Fleisch ist billig in Deutschland, das weiß jeder. Aber ein Discounter-Angebot von 1,99 Euro für 600 Gramm Nackensteak musste Dominik Boisen vor lauter Wut dann doch bei Facebook kommentieren. Und das Netz fängt an zu kochen und zu diskutieren. Gut so!

Wer seinen Sommer hierzulande größtenteils auf Hinterhof-Balkonen oder in Parks verbringt, der weiß, was der Grill dem Deutschen bedeutet. Fast zu jeder Tageszeit, legt jemand irgendwo in Deutschland ein Steak, Kotelett oder Würstchen auf den Grillrost – so scheint es zumindest.

Dominik Boisen versteht die Welt nicht mehr

Und Nachschub ist in der Regel auch sehr billig zu bekommen. Ein ganz besonderes Billig-Fleisch-Angebot gab es vor einigen Wochen bei Aldi Süd. 1,99 Euro für 600 Gramm Nackensteak in Barbecue-Marinade. Das ging Dominik Boisen zu weit: Er kann nicht verstehen, warum ein Schweinenackensteak billiger sein muss als eine Dose Hundefutter.

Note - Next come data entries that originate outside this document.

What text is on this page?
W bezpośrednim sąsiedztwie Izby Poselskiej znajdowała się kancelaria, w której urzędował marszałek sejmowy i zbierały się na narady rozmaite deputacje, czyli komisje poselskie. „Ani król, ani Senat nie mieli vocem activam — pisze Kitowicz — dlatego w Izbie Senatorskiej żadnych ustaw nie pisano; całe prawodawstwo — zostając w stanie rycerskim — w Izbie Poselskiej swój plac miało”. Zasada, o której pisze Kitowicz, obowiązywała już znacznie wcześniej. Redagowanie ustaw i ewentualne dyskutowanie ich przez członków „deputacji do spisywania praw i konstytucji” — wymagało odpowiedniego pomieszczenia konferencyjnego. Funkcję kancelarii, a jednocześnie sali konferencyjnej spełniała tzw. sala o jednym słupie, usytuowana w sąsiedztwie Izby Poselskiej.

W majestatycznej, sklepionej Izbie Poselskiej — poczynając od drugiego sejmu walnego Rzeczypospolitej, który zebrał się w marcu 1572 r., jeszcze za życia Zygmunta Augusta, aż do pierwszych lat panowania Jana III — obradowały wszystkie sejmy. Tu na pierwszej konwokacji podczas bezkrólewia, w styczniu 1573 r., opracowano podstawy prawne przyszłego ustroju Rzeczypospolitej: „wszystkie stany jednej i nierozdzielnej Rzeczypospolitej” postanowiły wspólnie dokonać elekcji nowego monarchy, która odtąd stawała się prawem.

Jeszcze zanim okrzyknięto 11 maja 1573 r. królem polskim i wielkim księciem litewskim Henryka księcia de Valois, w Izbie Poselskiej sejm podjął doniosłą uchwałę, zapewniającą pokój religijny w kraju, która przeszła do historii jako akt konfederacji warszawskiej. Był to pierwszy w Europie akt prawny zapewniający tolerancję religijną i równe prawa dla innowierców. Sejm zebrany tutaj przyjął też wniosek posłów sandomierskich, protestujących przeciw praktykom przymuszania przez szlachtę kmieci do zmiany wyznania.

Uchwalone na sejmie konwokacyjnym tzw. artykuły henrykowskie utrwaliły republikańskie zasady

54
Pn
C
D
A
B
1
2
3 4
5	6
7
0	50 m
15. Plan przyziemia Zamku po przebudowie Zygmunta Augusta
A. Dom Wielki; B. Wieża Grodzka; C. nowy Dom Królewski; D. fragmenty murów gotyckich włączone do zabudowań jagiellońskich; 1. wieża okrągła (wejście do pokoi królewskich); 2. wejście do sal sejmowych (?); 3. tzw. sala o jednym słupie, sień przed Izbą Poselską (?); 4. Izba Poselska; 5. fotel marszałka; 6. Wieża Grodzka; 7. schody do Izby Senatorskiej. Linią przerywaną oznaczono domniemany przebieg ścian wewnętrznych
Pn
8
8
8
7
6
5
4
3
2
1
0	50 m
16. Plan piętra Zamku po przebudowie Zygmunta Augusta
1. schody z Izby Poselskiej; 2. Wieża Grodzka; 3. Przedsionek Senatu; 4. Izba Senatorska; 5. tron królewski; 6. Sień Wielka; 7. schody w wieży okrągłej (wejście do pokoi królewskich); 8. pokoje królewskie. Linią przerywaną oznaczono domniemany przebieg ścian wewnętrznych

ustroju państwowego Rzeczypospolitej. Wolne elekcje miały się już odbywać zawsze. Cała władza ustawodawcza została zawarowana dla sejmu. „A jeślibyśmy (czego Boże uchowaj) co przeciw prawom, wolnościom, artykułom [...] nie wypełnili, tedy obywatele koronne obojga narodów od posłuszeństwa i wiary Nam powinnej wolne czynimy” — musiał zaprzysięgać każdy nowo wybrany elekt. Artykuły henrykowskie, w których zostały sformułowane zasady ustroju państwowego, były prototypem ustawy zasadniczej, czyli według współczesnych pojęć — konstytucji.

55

“Bei einer Radiowerbung hab ich gedacht, das kann nicht sein: Ne Dose Hundefutter, 400 Gramm, kostet 2,40 Euro, und hier dann 600 Gramm Nackensteak für 1,99 Euro. Das stimmt nicht, da ist irgendwas aus den Fugen geraten.“
Dominik Boisen

Dominik Boisen ist 36 Jahre alt, lebt in der Nähe von München und hat mit dem Thema Tierschutz eigentlich nichts zu tun, sagt er uns. Er isst auch selbst ab und zu mal Fleisch, und ist laut seines Posts bei Facebook kein ideologisch verblendeter Ökofaschist. Aber er kritisiert vor allem die fehlende Wertschätzung den Tieren gegenüber, also denen, die sich am wenigsten gegen ihre Haltungsbedingungen wehren können.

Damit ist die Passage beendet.